John Britty North was a man on the lookout for opportunities and having a mining background he purchased 640 acres from Captain Robert Henry Reynolds and eventually additional land as a mining conditional purchase.
In 1878 he initiated exploratory adits in the coal seam below Orphan Rock in the Jamison Valley, utilising a natural tunnel in the edge of the escarpment, he enlarged it to provide a route for a steam driven dual incline haulage to provide access to the coal seam 219m below the cliff top.





One of his ventures was to extract an approximately 200Kg block of coal, have it man handled up the 200m high escarpment and then displayed at the 1879 International Exhibition in Sydney. Based on the sample it is believed he was awarded a Government contract to supply coal to the NSW Railways.
It took some years to raise the necessary capital and install the equipment needed, but by 1883 the mine was in full production.
A double incline had been constructed up from the base of a small self acting incline which brought the coal down about 40m from the mouth of the adit to the base of the main incline. At the top of the main incline a dual tramway was constructed covering the 3 Klms to a railway siding on the main Western Line
and then transported to Sydney. By 1888 there were 23 men employed underground and 60 men on the surface, the total output for the 6 months June to December 1888 was 65,680 tons of coal.

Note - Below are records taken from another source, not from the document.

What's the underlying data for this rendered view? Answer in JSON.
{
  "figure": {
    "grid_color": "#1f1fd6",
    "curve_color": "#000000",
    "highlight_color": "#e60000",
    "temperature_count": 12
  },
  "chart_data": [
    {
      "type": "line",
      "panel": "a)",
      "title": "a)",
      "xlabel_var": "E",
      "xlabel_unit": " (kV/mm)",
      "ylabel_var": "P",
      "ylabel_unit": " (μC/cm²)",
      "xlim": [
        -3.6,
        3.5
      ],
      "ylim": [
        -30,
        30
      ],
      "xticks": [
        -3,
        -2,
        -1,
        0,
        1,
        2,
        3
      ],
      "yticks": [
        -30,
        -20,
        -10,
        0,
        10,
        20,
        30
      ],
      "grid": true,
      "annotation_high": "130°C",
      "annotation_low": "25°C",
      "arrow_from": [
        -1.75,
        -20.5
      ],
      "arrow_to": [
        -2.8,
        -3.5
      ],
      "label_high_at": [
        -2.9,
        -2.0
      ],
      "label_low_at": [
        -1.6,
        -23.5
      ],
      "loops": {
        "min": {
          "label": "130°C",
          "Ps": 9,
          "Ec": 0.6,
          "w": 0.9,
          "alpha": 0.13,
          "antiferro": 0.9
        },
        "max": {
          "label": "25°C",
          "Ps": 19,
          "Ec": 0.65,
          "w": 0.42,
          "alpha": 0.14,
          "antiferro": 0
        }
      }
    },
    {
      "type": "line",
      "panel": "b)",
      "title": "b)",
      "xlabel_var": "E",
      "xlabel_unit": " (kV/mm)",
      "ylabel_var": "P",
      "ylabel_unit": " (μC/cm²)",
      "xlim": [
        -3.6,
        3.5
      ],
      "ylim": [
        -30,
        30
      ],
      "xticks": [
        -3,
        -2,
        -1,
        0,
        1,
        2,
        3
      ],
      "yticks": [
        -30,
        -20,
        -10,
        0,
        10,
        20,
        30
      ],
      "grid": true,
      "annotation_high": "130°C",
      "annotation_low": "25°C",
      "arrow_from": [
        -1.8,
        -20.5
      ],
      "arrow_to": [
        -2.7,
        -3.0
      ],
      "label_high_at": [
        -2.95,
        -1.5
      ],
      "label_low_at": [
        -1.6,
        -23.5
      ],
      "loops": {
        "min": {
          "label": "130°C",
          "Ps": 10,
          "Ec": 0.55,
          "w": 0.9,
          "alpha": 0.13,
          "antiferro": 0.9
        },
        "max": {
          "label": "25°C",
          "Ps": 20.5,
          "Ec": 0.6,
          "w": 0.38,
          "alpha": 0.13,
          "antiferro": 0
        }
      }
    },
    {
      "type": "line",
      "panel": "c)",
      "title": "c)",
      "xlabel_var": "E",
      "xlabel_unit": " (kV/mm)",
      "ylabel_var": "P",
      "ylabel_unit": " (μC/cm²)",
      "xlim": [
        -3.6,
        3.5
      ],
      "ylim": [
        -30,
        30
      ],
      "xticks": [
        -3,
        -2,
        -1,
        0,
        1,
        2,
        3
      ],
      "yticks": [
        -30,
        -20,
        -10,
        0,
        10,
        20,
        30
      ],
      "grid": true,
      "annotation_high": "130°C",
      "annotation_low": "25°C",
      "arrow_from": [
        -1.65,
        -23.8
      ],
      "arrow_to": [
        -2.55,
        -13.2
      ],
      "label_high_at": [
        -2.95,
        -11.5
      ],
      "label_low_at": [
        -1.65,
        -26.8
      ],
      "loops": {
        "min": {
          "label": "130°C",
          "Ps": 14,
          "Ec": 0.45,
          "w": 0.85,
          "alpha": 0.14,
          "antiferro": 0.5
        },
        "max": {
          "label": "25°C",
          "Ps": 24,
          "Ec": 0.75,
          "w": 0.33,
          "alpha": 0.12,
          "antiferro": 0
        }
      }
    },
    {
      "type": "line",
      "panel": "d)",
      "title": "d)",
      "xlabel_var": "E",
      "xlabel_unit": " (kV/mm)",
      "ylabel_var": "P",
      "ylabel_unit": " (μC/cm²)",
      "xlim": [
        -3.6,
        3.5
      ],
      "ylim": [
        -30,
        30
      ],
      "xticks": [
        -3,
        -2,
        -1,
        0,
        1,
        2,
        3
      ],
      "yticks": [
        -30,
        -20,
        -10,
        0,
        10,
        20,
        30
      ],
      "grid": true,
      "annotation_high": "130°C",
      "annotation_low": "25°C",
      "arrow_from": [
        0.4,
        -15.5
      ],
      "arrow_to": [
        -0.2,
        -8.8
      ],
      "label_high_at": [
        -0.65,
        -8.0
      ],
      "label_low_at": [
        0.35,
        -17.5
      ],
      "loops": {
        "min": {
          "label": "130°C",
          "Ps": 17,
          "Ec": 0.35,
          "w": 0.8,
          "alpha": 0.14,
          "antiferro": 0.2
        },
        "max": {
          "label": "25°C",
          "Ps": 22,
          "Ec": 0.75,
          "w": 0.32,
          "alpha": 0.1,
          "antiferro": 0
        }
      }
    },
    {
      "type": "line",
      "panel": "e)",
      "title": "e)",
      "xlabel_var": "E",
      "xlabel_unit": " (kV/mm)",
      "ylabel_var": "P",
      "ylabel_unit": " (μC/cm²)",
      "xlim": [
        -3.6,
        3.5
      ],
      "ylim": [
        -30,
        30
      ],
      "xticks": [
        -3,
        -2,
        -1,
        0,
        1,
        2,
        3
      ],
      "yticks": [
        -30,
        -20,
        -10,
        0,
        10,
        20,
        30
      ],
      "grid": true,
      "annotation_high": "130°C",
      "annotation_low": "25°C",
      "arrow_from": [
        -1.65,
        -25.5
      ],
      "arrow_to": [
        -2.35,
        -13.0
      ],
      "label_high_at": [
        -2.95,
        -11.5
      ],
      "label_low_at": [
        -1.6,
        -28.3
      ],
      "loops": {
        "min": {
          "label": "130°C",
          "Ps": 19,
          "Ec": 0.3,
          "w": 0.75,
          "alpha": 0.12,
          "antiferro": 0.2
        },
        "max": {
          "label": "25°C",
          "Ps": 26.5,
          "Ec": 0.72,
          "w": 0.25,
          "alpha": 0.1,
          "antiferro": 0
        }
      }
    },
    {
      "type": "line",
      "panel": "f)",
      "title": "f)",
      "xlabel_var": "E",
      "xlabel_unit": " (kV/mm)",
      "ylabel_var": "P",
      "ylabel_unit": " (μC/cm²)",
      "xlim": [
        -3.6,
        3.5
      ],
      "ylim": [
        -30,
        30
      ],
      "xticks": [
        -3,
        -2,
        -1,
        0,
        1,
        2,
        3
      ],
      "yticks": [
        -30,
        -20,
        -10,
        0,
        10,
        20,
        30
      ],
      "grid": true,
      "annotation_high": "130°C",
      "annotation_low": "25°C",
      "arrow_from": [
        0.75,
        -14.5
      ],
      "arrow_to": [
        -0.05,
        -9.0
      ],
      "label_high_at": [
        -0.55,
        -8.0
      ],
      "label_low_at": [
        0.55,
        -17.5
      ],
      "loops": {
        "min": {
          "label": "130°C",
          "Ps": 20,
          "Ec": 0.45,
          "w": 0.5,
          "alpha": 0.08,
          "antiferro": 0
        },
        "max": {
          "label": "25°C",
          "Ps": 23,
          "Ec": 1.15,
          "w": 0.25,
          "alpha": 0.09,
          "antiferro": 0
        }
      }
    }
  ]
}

The incline Railway was designed by Sydney civil engineer Norman Selfe it was initially built with twin tracks and was completed in 1882. It passes through a natural tunnel in a slot in the cliff face between Orphan Rock and the present site of the tourist center, a substantial amount of rock blasting was necessary to provide a uniform grade of average 44 degrees from the cliff top 200m down to the valley some 30m below the outcrop of the Katoomba seam.


This section of the tramway above was photographed in 1892, at that stage 154 men worked at the various mines in the area and the extracted 22,000 tons of shale during that year.
The cliff in the background is now the famous Katoomba Landslide, this particular section of the tramway ran between the Mount Rennie tunnel through Narrow Neck and the Daylight Tunnel through the Katoomba coal mine, the skips visible in the photo carried oil shale from the Glen Shale mine in the Megalong Valley to the base of the incline, which is now the Scenic Railway.





The last mine closed in the late 1930's , today the incline railway transports tourists.